Eighth annual museum archive crawl takes attendees on a trip through time


Morgana Carroll

Tooth + Tusk Exhibit at the MCE.

Morgana Carroll, Scene Editor

History and artifact enthusiasts gathered in the Brooks Library parking lot on the morning of Oct. 1 for the eighth annual Archive Crawl. This event offers a tour of the archives and museums in Ellensburg while attendees listen to archivists and curators share their collections. 

The event was sponsored by CWU libraries, the Museum of Culture & Environment (MCE), the Central Branch of Washington State Archives, the Kittitas County Historical Museum, and the Ellensburg Public Library & Archives. The tour included all of the sponsors and ended with a visit to the MCE.

According to University Archivist Julia Stringfellow, while the difference between archives and museums can vary, the main difference is typical in the type of artifacts they have in their collections. Archives usually consist of paper documents and correspondences, while museums usually have more three-dimensional displays and artifacts. 

Stringfellow said that there are some notable exceptions, such as larger museums like the Smithsonian having their own archive section.

Students viewing MCE Tooth + Tusk Exhibit. (Morgana Carroll)

Megan Stanley, sophomore in health management, said that she went on the crawl because she has an interest in history. Most of the students who went on the trip were in museum studies. 

Museum Collections Manager Lynn Bethke said one of the goals of the crawl was to raise awareness for the museums and archives in town during American Archives Month.

“The importance is about raising awareness of all these different organizations that have similar goals, preserving history and sharing stories of the past and the present,” Bethke said. 

Stanley said that she didn’t know about most of the organizations, so she was glad that she had seen them on this trip.

“I’ve been to the County Historical Museum before but that was it. I’d never been in the back room of the museum of culture. I’ve never been to the Seattle Archives. I’d never been to the Washington State Archives that were just across the street,” Stanley said. 

Bethke said that she enjoys getting to see the attendees experience the in-depth look. 

“My favorite part of the crawl is seeing people’s reactions,” Bethke said. “When people get to go behind the scenes of a museum it’s a different experience.” 

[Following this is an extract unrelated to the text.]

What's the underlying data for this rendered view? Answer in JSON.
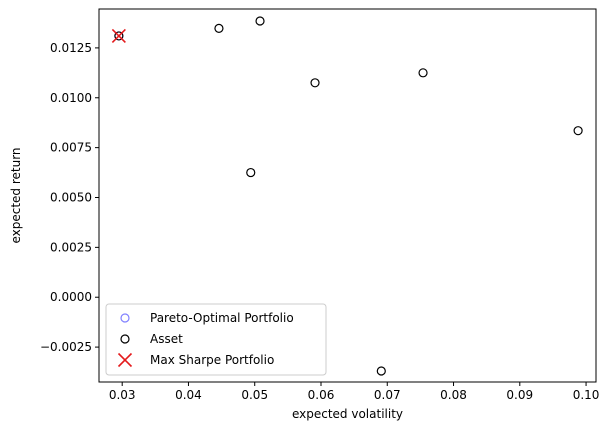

Stringfellow said that her favorite part of the crawl was seeing the public library’s collection of Manastash Ridge journals.

Museum attendees view Tooth + Tusk exhibit at MCE. (Morgana Carroll)

“If you climb up the Manastash Ridge there’s a book on the top that you can sign,” Stringfellow said. “The public library has all of those, going back to the ‘70s.”

Stanley said that for her, the most memorable part was a story she heard at the County Historical Museum about a woman who became an urban legend. 

“They went off about this woman who lived in this house and she went crazy and killed her husband and went to the asylum, and then she escaped and no one ever saw her again. If you see her on the side of the road don’t pick her up, she’s a ghost or something like that.”

Stringfellow said the most memorable part for her was, “One thing people like to do is, across the street at the Washington State Archives they have jail records, so they’ll ask can you go through the records to see if my family member was here.”  

Stanley said that her favorite part of the crawl was getting to see the unique history that Kittitas County has and seeing how passionate the curators and archivists were when they talked about the history behind their collections.

“It’s important because it’s knowledge we take for granted because we can find this information pretty easily,” Stanley said. “How did places like Ancestry.com get a hold of those records? Because places like this keep track of them.”